Karunia Bahasa Lidah?
Karunia Bahasa Lidah?
Dalam peristiwa hari Pentakosta sama
sekali tidak terjadi glosolalia (karunia berbahasa lidah) sebagaimana
sering dinyatakan oleh kalangan tertentu. Sebab dalam bahasa lidah bukan
dimaksudkan sebagai bahasa komunikasi dengan sesama, tetapi secara pribadi
kepada Allah. Di surat I Kor. 14:2 rasul Paulus berkata: “Siapa yang
berkata-kata dengan bahasa roh, tidak berkata-kata kepada manusia, tetapi
kepada Allah. Sebab tidak ada seorangpun yang mengerti bahasanya; oleh Roh ia
mengucapkan hal-hal yang rahasia”. Tetapi pada hari Pentakosta justru
terjadi “xenolalia” (karunia yang mampu untuk berbahasa asing). Perbedaannya
adalah umat yang berbicara dengan bahasa lidah akan menggunakan kata-kata yang
asing dan tidak dapat dipahami oleh para pendengarnya. Tetapi mengkomunikasikan
Injil dengan karunia “xenolalia” justru akan memampukan si penyampai untuk
berbahasa “asing” sesuai dengan pemahaman para pendengarnya, sehingga para
pendengar mampu mengerti dengan jelas berita yang disampaikan. Sehingga
orang-orang Yahudi, orang-orang asing yang menjadi penganut agama Yahudi, orang
Kreta dan orang Arab dari beberapa tempat seperti: Partia, Media, Elam,
penduduk Mesopotamia, Yudea, Kapadokia, Pontus, Asia, Frigia, Pamfilia, Mesir,
daerah-daerah Libia, dan pendatang-pendatang dari Roma dapat mengerti seluruh
maksud dari firman yang disampaikan oleh rasul Petrus (Kis. 2:8-11). Ini
berarti pencurahan Roh Kudus pada prinsipnya bertujuan untuk menjembatani
suatu jarak yang terbentang di antara berbagai pihak, sehingga setiap pihak
dapat mengalami karya keselamatan Allah yang telah dinyatakan di dalam
pengorbanan Tuhan Yesus Kristus di kayu salib.

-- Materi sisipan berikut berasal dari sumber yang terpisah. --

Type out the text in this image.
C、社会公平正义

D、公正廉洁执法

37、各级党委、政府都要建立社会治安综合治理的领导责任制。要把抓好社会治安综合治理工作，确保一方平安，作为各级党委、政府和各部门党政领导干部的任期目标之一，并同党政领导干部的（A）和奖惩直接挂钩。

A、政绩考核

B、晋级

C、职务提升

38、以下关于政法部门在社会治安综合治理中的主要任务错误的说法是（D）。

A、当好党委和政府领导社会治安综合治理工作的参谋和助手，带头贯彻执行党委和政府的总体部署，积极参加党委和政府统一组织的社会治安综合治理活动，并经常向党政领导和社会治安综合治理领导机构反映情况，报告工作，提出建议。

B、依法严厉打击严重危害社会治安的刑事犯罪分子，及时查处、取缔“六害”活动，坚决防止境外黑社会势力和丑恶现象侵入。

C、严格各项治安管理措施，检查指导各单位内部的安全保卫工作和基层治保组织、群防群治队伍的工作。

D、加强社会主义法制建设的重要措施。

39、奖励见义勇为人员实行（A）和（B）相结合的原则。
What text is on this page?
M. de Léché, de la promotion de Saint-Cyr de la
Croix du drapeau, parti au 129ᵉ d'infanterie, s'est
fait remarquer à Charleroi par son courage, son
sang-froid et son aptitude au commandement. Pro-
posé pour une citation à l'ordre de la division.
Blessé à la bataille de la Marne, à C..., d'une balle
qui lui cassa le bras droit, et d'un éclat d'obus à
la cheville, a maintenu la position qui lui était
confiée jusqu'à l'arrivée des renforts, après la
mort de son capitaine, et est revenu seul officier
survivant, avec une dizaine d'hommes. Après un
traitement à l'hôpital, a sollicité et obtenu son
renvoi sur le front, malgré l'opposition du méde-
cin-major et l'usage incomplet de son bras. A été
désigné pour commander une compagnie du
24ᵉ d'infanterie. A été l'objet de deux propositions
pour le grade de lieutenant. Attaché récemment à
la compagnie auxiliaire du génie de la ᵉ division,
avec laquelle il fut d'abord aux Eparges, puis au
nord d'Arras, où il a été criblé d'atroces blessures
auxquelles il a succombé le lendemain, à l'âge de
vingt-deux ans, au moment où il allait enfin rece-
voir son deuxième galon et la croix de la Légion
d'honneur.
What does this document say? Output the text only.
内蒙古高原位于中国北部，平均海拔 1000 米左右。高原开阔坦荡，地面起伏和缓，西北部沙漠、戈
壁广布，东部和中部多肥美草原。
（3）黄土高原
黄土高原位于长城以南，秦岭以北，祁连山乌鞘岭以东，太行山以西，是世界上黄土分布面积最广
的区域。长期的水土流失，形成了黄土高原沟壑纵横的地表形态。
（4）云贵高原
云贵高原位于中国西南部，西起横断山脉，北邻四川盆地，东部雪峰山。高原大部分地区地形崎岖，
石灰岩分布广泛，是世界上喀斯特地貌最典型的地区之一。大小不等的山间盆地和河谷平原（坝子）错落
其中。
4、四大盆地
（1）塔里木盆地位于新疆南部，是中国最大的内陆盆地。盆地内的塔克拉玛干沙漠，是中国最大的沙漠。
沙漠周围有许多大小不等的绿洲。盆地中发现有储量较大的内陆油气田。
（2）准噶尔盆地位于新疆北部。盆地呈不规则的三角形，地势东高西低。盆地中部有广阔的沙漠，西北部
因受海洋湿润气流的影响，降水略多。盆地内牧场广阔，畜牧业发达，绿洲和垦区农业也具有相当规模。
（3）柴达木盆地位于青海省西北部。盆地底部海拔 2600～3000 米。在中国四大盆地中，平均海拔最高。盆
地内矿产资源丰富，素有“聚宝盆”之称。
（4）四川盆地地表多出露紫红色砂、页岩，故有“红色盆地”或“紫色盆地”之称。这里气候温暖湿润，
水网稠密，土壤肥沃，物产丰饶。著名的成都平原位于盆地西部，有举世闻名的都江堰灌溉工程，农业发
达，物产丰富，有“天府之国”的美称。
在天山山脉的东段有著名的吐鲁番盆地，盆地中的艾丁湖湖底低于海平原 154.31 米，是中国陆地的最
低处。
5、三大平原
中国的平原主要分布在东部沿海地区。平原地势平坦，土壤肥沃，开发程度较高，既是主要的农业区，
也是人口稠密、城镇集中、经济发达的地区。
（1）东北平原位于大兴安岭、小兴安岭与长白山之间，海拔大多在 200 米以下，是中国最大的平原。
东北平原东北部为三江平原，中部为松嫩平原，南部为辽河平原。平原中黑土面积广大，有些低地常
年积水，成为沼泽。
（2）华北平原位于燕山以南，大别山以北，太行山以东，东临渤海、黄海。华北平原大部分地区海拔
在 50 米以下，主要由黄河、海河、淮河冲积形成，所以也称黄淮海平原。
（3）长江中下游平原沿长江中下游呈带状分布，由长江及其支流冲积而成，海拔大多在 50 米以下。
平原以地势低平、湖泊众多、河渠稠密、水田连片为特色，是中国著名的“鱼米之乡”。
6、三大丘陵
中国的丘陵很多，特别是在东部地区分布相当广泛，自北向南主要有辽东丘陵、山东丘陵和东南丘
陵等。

Walaupun kehidupan kita di antara
sesama saat ini telah dilengkapi dengan peralatan komunikasi yang canggih,
namun dalam prakteknya masih sering ditandai oleh kegagalan dalam
berkomunikasi. Kesalahpahaman yang terjadi selain menimbulkan berbagai
konflik dan pertikaian, juga tidak jarang terjadi pertumpahan darah. Walaupun
kita seiman, namun tidak jarang kita mengalami kesulitan dan kegagalan untuk
memahami “world-view” (pandangan dunia) sesama anggota jemaat kita. Apalagi
komunikasi yang kita lakukan dengan orang yang tidak seiman, tidak satu
suku/etnis, tidak sama tingkat pendidikan dan tingkat sosialnya akan berada
dalam jarak yang lebih lebar dan sulit. Akibatnya hidup kita saat ini sering
terkotak-kotak, saling mengucilkan dan mencurigai sesama. Bahkan yang lebih
memprihatinkan hubungan di tengah-tengah keluarga juga terkotak-kotak, sehingga
hubungan antara suami-isteri sering ditandai oleh kesalahpahaman, pertikaian
dan perceraian. Selain itu pada zaman yang modern ini kita masih menghadapi
masalah diskriminasi gender kepada kaum wanita, yang mana kaum wanita masih
sering menjadi korban kekerasan dalam rumah tangga. Demikian pula
hubungan antara orang-tua dan anak mengalami masalah yang makin kompleks.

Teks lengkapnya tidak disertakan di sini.